The USD/CAD pair climbs above the crucial resistance of 1.3350 amid strength in the US Dollar in the early New York session. The Loonie asset remains in the bullish trajectory as the market sentiment is quite bearish after Fitch downgraded the United States government's long-term credit rating.
S&P500 futures generate losses in Europe amid cautious market mood. US equities were heavily sold on Wednesday after Fitch downgrade citing concerns about higher fiscal spending in coming years. The market mood remained risk-off despite US Treasury Secretary Janet Yellen calling Fitch's downgrade to the US government ‘entirely unwarranted’ amid a resilient labor market, spending, and easing inflationary pressures.

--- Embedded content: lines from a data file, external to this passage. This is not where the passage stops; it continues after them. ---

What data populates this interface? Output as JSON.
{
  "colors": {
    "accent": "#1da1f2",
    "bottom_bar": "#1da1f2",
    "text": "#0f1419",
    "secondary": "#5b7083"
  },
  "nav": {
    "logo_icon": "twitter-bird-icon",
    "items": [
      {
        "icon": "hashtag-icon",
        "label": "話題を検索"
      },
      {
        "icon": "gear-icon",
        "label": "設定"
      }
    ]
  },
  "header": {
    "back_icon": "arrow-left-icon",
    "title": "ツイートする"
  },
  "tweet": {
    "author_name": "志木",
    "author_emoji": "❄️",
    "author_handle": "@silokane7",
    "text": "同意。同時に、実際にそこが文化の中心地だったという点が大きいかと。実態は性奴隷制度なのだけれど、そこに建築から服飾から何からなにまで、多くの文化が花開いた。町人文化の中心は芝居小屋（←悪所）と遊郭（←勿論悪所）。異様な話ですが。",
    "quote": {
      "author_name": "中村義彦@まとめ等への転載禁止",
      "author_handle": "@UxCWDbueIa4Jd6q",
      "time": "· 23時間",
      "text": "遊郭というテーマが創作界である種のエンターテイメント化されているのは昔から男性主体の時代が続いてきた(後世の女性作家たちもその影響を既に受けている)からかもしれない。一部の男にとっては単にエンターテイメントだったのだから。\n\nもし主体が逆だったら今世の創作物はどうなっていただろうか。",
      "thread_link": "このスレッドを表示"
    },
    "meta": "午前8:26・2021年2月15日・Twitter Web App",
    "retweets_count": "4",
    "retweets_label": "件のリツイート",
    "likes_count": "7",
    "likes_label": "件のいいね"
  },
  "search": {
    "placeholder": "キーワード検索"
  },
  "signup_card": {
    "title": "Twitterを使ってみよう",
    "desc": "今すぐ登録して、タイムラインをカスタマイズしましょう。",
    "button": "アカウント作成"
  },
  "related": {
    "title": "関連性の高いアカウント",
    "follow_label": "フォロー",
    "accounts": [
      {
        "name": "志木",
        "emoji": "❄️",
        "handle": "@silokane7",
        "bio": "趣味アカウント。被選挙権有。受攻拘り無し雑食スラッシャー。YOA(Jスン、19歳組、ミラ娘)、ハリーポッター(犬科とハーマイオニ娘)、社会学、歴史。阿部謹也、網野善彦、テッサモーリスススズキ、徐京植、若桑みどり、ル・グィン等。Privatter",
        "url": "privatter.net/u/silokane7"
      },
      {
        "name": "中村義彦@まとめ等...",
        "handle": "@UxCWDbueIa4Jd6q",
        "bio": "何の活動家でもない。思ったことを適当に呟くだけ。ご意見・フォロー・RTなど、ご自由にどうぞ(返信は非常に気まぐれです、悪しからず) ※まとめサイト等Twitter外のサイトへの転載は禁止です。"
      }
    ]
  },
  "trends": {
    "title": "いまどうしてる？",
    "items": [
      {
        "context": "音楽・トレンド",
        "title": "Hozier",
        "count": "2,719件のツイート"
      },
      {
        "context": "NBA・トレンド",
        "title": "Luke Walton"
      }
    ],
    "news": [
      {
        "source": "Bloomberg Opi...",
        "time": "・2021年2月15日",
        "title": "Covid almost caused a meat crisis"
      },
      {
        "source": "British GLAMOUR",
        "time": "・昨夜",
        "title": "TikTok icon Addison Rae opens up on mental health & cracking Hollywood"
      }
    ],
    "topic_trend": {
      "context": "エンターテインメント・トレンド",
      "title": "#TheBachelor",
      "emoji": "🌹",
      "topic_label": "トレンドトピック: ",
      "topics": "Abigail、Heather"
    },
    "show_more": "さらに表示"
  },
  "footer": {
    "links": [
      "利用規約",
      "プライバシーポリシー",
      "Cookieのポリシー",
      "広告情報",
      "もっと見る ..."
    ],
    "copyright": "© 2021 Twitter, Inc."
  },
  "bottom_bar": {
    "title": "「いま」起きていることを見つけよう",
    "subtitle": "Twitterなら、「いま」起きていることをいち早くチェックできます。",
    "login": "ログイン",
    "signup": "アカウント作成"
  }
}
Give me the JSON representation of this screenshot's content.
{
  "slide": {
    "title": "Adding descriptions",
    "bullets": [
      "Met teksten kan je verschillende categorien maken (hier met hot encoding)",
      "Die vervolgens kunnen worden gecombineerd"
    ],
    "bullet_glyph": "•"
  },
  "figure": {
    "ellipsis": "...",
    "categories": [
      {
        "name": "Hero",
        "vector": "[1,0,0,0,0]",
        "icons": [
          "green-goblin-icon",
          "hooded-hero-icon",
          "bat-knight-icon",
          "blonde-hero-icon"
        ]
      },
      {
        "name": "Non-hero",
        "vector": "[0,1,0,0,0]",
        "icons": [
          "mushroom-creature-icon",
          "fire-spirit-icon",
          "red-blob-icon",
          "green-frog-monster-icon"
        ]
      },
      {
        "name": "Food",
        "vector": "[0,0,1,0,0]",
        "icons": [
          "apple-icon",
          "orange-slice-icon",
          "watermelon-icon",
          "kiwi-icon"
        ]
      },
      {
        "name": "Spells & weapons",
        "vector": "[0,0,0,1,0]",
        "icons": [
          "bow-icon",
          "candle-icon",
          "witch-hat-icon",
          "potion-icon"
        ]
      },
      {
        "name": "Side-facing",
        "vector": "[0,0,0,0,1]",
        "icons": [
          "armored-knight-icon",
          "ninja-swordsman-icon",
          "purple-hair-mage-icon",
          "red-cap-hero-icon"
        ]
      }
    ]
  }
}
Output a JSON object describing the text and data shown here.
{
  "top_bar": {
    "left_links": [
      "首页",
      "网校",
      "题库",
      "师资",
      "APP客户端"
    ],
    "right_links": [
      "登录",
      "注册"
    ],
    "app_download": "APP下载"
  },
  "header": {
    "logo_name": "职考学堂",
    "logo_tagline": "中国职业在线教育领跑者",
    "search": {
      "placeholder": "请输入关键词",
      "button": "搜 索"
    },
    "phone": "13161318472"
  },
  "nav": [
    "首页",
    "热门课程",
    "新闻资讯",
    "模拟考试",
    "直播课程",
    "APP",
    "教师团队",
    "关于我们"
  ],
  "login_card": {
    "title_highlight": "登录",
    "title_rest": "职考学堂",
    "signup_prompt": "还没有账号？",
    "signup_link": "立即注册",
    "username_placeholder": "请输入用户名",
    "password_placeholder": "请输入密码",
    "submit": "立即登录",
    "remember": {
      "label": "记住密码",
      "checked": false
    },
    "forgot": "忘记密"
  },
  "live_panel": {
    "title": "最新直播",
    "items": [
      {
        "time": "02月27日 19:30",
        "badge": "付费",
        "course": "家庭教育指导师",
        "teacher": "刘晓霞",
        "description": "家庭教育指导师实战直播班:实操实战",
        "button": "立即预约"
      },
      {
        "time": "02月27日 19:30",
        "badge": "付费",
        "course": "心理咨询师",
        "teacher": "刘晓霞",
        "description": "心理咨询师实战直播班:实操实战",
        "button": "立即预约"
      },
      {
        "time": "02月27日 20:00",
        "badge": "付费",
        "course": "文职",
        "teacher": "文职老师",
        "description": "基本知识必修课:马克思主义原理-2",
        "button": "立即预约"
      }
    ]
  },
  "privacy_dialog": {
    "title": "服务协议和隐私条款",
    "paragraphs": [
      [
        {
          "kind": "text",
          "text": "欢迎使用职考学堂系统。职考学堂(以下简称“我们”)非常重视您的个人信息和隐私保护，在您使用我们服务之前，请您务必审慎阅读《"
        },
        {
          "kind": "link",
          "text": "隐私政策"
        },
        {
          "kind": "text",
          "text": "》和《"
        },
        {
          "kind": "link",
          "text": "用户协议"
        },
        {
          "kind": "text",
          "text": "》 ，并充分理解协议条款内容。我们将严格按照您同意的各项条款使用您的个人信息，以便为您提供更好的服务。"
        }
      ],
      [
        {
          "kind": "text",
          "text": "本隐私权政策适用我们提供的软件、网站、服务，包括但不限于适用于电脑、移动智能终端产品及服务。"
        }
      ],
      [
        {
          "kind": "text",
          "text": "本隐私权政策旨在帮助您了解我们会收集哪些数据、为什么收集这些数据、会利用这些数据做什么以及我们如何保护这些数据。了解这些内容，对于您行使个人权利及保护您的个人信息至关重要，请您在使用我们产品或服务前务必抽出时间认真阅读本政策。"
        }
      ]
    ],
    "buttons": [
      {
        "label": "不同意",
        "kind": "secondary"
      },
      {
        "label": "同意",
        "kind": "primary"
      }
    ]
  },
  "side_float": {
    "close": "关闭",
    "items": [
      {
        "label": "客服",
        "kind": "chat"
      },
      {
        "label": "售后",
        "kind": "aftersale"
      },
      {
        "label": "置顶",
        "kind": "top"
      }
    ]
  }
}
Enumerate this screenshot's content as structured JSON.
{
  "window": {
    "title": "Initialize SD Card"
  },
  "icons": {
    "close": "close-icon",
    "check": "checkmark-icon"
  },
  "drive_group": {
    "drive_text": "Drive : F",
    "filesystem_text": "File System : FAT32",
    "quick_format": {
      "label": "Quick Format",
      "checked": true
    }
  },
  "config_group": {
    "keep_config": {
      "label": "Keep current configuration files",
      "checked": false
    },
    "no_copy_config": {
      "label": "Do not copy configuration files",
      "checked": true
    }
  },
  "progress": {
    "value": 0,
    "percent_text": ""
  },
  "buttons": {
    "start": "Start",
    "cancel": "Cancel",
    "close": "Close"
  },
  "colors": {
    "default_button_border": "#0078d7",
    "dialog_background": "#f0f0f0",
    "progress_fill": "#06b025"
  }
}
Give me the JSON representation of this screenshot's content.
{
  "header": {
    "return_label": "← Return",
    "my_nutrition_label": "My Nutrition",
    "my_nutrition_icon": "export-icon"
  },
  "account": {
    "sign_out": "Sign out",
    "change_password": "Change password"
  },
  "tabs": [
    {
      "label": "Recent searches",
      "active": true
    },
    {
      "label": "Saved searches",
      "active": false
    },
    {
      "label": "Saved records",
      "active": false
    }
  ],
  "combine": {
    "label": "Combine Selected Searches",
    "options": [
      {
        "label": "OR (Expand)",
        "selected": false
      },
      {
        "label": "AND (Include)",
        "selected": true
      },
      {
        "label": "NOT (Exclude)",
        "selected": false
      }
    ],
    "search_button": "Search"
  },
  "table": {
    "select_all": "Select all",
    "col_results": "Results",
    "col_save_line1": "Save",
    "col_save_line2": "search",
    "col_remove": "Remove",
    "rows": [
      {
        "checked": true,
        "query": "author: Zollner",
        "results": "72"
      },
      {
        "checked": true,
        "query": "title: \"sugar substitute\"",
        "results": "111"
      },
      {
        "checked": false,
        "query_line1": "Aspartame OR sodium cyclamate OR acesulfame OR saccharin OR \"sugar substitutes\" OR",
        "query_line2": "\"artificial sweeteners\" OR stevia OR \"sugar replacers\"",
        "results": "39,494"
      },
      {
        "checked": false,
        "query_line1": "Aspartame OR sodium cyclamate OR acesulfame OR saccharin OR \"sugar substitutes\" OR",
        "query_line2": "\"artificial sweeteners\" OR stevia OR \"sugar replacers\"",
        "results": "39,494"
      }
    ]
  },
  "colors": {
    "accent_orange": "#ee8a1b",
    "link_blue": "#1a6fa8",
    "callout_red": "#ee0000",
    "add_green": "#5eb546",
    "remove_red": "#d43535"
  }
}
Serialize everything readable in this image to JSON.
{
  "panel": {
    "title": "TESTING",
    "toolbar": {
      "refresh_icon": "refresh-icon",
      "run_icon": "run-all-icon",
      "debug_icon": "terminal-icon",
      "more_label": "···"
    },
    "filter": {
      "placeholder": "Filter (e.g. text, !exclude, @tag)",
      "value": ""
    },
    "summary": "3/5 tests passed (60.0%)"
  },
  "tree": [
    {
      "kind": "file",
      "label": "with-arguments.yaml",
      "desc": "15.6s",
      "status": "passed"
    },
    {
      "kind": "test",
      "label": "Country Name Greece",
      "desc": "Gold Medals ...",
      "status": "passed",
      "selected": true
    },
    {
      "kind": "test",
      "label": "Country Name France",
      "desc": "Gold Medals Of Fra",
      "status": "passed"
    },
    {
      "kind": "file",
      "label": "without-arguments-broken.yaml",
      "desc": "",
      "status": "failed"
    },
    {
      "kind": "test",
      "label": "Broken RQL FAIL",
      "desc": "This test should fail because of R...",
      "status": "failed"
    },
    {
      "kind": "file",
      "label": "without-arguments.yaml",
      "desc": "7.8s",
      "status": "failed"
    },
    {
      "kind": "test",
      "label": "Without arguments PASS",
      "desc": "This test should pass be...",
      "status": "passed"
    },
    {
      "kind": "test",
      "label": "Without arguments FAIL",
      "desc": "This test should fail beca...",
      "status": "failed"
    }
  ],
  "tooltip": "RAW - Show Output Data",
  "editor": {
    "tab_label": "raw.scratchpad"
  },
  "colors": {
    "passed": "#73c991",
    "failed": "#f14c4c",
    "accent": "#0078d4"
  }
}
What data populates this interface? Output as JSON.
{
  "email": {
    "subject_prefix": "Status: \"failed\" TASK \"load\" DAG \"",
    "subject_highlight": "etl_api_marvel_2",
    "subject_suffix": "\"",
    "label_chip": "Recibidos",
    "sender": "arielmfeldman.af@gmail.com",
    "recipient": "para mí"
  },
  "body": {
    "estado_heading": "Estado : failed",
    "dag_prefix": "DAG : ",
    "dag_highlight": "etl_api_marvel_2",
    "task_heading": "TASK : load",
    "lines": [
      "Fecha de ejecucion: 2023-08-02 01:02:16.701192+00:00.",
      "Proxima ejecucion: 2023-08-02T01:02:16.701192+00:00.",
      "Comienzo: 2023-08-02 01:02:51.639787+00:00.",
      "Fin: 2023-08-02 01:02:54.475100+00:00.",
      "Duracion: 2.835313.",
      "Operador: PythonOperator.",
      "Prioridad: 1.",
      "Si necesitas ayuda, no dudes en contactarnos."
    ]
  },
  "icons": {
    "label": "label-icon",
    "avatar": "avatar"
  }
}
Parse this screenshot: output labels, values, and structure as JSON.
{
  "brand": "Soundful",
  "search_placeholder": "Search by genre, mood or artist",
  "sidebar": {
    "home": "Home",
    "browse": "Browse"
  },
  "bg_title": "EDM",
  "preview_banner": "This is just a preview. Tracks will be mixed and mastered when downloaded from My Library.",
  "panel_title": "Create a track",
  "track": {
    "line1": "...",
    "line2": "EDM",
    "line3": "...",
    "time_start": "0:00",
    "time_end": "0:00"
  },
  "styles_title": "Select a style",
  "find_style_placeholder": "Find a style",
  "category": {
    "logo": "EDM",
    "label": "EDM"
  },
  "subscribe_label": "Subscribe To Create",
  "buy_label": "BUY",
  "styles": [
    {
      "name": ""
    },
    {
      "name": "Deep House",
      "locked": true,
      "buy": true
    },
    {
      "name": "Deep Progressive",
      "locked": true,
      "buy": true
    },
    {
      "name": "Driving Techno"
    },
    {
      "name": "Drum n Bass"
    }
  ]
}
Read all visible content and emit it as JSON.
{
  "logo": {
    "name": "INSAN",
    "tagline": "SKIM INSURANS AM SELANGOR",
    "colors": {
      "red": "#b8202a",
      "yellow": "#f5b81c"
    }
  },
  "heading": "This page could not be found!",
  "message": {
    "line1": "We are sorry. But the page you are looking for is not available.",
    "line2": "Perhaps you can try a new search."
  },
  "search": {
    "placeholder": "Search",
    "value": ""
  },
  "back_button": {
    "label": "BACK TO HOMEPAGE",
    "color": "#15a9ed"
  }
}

The US Dollar Index (DXY) drops sharply as Q2 Unit Labor Costs expanded at a slower pace than expectations. The economic data grew by 1.6% while investors were anticipating a higher pace of 2.6%. A significant decline in wage prices signals that inflationary pressures would soften further. The decline in disposable income would slow down the resilience in consumer spending and reduce the purchase of big-ticket items.
Meanwhile, individuals claiming jobless benefits for the very first time remain in line with expectations at 227K for the week ending July 28.
Going forward, investors will focus on the US Nonfarm Payrolls (NFP) data, which will be published on Friday at 12:30 GMT. On Wednesday, Automatic Data Processing (ADP) reported the addition of fresh payrolls by 324K vs. expectations of 188K. This has set a positive undertone for the NFP data.
On the Canadian Dollar front, investors are also awaiting the labor market data. As per the estimates, the Canadian labor market witnessed fresh additions of 21.1K employees, lower than the prior reading of almost 60K. The Unemployment Rate is expected to increase to 5.5% against the former release of 5.4%.